Pension Sues Canadian Banks Over Key Rate -- WSJ
January 16 2018 - 3:02AM
Dow Jones News
By Vipal Monga
This article is being republished as part of our daily
reproduction of WSJ.com articles that also appeared in the U.S.
print edition of The Wall Street Journal (January 16, 2018).
TORONTO -- A Colorado pension fund is suing Canada's top six
banks and three other lenders for allegedly manipulating a key
Canadian lending rate.
The Fire & Pension Association of Colorado filed the lawsuit
in U.S. District Court in Manhattan Friday and alleged the banks
engaged in an "unlawful conspiracy" to boost their derivatives
trading businesses by manipulating the Canadian dealer offered rate
between 2007 and 2014.
The lawsuit names Canada's largest banks, Bank of Montreal, the
Bank of Nova Scotia, Canadian Imperial Bank of Commerce, National
Bank of Canada, Royal Bank of Canada and Toronto-Dominion Bank,
along with Bank of America Merrill Lynch, Deutsche Bank AG and HSBC
Holdings PLC.
Bank of America Corp., National Bank, RBC, CIBC, HSBC and Bank
of Montreal declined to comment. The other banks didn't immediately
respond to requests for comment on the lawsuit.
The CDOR is a benchmark rate that aims to reflect the cost of
borrowing funds in Canada and is used to calculate interest on
several financial instruments, including interest-rate swaps,
forward contracts and other derivatives. It is calculated each
business day by Thomson Reuters based on submissions from banks of
rates at which they would be willing to lend.
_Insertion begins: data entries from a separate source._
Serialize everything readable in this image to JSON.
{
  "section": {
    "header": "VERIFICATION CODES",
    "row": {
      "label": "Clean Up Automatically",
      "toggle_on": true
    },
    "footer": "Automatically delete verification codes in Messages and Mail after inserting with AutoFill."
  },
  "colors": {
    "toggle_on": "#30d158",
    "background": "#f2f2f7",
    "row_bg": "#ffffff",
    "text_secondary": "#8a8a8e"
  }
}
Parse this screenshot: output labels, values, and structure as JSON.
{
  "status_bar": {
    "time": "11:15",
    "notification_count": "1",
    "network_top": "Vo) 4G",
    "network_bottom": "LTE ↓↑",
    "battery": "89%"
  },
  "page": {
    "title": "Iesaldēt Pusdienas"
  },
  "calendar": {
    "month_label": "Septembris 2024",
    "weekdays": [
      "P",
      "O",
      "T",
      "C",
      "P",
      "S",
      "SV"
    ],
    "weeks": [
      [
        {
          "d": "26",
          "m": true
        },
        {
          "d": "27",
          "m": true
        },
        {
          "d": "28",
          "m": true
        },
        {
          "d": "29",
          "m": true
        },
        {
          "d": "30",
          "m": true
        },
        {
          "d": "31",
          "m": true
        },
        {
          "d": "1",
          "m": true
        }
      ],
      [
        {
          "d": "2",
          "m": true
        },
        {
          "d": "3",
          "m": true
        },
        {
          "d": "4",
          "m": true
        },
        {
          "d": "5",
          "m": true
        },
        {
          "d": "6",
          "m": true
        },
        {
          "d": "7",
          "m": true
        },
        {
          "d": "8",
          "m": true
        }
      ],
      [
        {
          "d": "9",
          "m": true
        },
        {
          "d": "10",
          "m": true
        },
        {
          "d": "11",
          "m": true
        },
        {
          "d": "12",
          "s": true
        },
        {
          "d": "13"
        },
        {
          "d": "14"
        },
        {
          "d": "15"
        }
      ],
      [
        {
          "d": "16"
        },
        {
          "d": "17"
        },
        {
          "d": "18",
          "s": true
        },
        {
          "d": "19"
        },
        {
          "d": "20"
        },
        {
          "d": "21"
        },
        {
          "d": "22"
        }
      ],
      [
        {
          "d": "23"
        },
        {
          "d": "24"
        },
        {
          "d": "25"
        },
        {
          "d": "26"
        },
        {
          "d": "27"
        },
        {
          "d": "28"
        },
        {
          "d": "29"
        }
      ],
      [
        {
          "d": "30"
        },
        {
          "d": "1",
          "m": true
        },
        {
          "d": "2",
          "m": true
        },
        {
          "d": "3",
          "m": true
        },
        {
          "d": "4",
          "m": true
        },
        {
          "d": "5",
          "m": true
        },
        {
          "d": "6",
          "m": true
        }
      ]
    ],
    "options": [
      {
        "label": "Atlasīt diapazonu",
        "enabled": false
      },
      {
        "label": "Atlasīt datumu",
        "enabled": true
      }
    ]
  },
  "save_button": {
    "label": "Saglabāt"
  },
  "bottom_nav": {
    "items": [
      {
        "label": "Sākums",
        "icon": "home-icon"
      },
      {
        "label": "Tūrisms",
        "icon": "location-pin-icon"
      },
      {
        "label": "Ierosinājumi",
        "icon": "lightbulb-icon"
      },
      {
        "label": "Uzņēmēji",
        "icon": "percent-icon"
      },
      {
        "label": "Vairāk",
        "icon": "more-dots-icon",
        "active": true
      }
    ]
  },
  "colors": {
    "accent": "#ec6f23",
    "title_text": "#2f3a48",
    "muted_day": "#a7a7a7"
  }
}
The accusations in the lawsuit are similar to those associated
with the London interbank offered rate, the scandal-plagued
benchmark that is used to set the price of trillions of dollars of
loans and derivatives across the world.
The integrity of Libor was called into question following a
rate-rigging scandal where traders at numerous banks were able to
nudge it up or down by submitting false data. Banks including
Barclays PLC, J.P. Morgan Chase & Co. and Royal Bank of
Scotland Group PLC were fined billions of dollars and several
traders were sent to prison.
The U.K.'s Financial Conduct Authority, which regulates Libor,
said in July that the benchmark would be phased out and that work
would begin to plan for a transition to alternate benchmarks.
In the lawsuit related to CDOR, the Colorado pension fund noted
that BofA, Deutsche Bank and HSBC "have collectively paid
approximately $4.4 billion in fines to multiple government
regulators for manipulating at least 11 benchmarks..." The suit
alleges that their attempts to suppress CDOR are "part of a broader
pattern of price fixing and collusion intended to benefit
defendants' trading businesses at the expense of investors."
The suit claims that the banks conspired to keep CDOR rates low
by intentionally quoting lower rates because they were emphasizing
derivatives businesses that required them to pay rates based on
CDOR. The lower rate saved the banks money and boosted profits on
interest- rate swaps and other CDOR-based obligations. The Fire
& Police Pension fund said it had conducted more than $1.2
billion in CDOR-based business. It alleges that, it "paid more or
received less than it should have in those CDOR-based derivatives
transactions."
Canada's Office of the Superintendent of Financial Institutions
in 2014 said it would more closely monitor banks' submission
process to Thomson Reuters after noting there had "not been reports
that CDOR, or other Canadian financial benchmarks had been
manipulated." The agency published guidelines for banks to ensure
their internal controls over the submission process were
adequate.
The Colorado pension fund said it would continue to look for
evidence of collusion and price fixing as the lawsuit progresses.
"Plaintiff believes it will unearth additional evidence in support
of its claims after a reasonable opportunity for discovery."